From stained glass to metal sculptures, The Pit at Durham College (DC) was alive with the sound of Christmas music as many artists and business students displayed their creations for potential customers.
DC grad and artist Jasmine Rutschmann joined the Christmas spirit by bringing her metalwork sculptures to campus. It was all part of the FastStart Holiday Market on Nov. 20-21.
Rutschmann runs her workspace from her home in Port Perry.
According to Rutschmann, she creates one of a kind metal art sculptures. She takes a lot of reclaimed materials like saws and shovels and draws designs on them before cutting them out.
She gains a lot of her inspiration from Canadian wildlife, like beavers and moose.

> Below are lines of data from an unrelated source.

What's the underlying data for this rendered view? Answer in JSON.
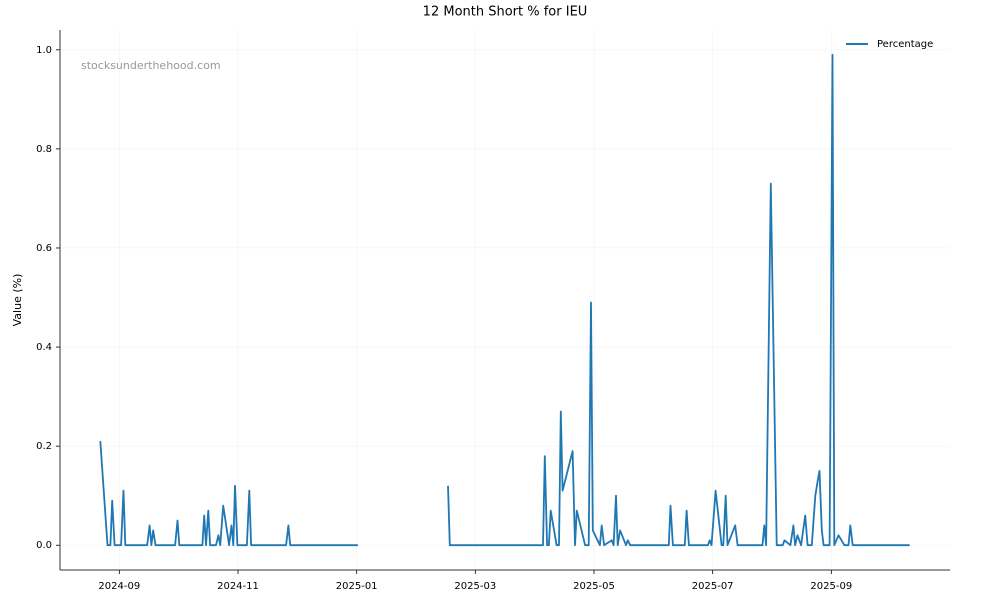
{
  "chart_data": {
    "type": "line",
    "title": "12 Month Short % for IEU",
    "ylabel": "Value (%)",
    "watermark": "stocksunderthehood.com",
    "legend": "upper right",
    "grid": true,
    "xlim": [
      7.0,
      22.0
    ],
    "xticks": [
      {
        "value": 8,
        "label": "2024-09"
      },
      {
        "value": 10,
        "label": "2024-11"
      },
      {
        "value": 12,
        "label": "2025-01"
      },
      {
        "value": 14,
        "label": "2025-03"
      },
      {
        "value": 16,
        "label": "2025-05"
      },
      {
        "value": 18,
        "label": "2025-07"
      },
      {
        "value": 20,
        "label": "2025-09"
      }
    ],
    "ylim": [
      -0.05,
      1.04
    ],
    "yticks": [
      {
        "value": 0,
        "label": "0.0"
      },
      0.2,
      0.4,
      0.6,
      0.8,
      {
        "value": 1,
        "label": "1.0"
      }
    ],
    "series": [
      {
        "name": "Percentage",
        "color": "#1f77b4",
        "x": [
          7.68,
          7.8,
          7.85,
          7.88,
          7.92,
          8.03,
          8.07,
          8.1,
          8.47,
          8.51,
          8.54,
          8.57,
          8.61,
          8.94,
          8.98,
          9.01,
          9.4,
          9.43,
          9.46,
          9.5,
          9.53,
          9.63,
          9.67,
          9.7,
          9.75,
          9.85,
          9.89,
          9.92,
          9.95,
          9.99,
          10.15,
          10.19,
          10.22,
          10.81,
          10.85,
          10.88,
          12.02,
          12.8,
          13.54,
          13.57,
          15.14,
          15.17,
          15.21,
          15.24,
          15.27,
          15.37,
          15.41,
          15.44,
          15.47,
          15.64,
          15.68,
          15.71,
          15.85,
          15.91,
          15.95,
          15.98,
          16.1,
          16.13,
          16.17,
          16.3,
          16.33,
          16.37,
          16.4,
          16.44,
          16.54,
          16.57,
          16.61,
          17.26,
          17.29,
          17.33,
          17.53,
          17.56,
          17.6,
          17.92,
          17.95,
          17.98,
          18.05,
          18.15,
          18.18,
          18.22,
          18.25,
          18.38,
          18.42,
          18.84,
          18.87,
          18.9,
          18.98,
          19.08,
          19.18,
          19.21,
          19.31,
          19.36,
          19.39,
          19.43,
          19.49,
          19.56,
          19.6,
          19.67,
          19.73,
          19.77,
          19.8,
          19.84,
          19.87,
          19.97,
          20.02,
          20.05,
          20.12,
          20.22,
          20.29,
          20.32,
          20.36,
          21.32
        ],
        "values": [
          0.21,
          0,
          0,
          0.09,
          0,
          0,
          0.11,
          0,
          0,
          0.04,
          0,
          0.03,
          0,
          0,
          0.05,
          0,
          0,
          0.06,
          0,
          0.07,
          0,
          0,
          0.02,
          0,
          0.08,
          0,
          0.04,
          0,
          0.12,
          0,
          0,
          0.11,
          0,
          0,
          0.04,
          0,
          0,
          null,
          0.12,
          0,
          0,
          0.18,
          0,
          0,
          0.07,
          0,
          0,
          0.27,
          0.11,
          0.19,
          0,
          0.07,
          0,
          0,
          0.49,
          0.03,
          0,
          0.04,
          0,
          0.01,
          0,
          0.1,
          0,
          0.03,
          0,
          0.01,
          0,
          0,
          0.08,
          0,
          0,
          0.07,
          0,
          0,
          0.01,
          0,
          0.11,
          0,
          0,
          0.1,
          0,
          0.04,
          0,
          0,
          0.04,
          0,
          0.73,
          0,
          0,
          0.01,
          0,
          0.04,
          0,
          0.02,
          0,
          0.06,
          0,
          0,
          0.1,
          0.13,
          0.15,
          0.03,
          0,
          0,
          0.99,
          0,
          0.02,
          0,
          0,
          0.04,
          0,
          0
        ]
      }
    ]
  }
}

“I’m really good at seeing positive and negative spaces, so creating something that looks like it shouldn’t be held together, but it is because of the way I’ve intricately made the design is really exciting for me,” says Rutschmann.
Her business is known by two names on social media, Jasmine Rutschmann Art and Soul on Fire.
“The reason I chose that name is because when I’m creating my work, I’m using parts of my soul and fire to create it. So, my soul is technically on fire when I’m making my work,” she says.
Rutschmann is a graduate of DC’s entrepreneurship and small business program.
Jay Fisher, head of the program, came to Rutschmann’s studio and said the business program would be a good fit for her.
She started creating her work when she was in high school. Her goal is to become a world famous, international metal artist. Her work has been on display at an art show in New York, she says.
In addition to Rutschmann’s work, there were other artists selling their pieces at the holiday market.
Lori Wilson was selling handmade stained glass ornaments.
She took a course at Continuing Education and became interested in creating art out of stained glass.
“It’s my pastime hobby,” says Wilson. “It keeps me out of trouble.”
According to Wilson, she has always been an artist and creating works out of stained glass is just another form of her art expression.
When she isn’t making stained glass pieces, she paints and crochets. Recently, she has been focusing on stained glass. But she’s also interested in fusing with glass and wants to learn a technique called glass-blowing.
She says DC doesn’t offer a course to teach her glass-blowing, so she will have to attend another college to learn how to do it.
A lot of her work is custom requested. Sometimes she participates in different events and creates pieces to connect to the event.
For example, if she was taking part in an Indigenous event, she would create a work that shows a spirit animal or the medicine wheel.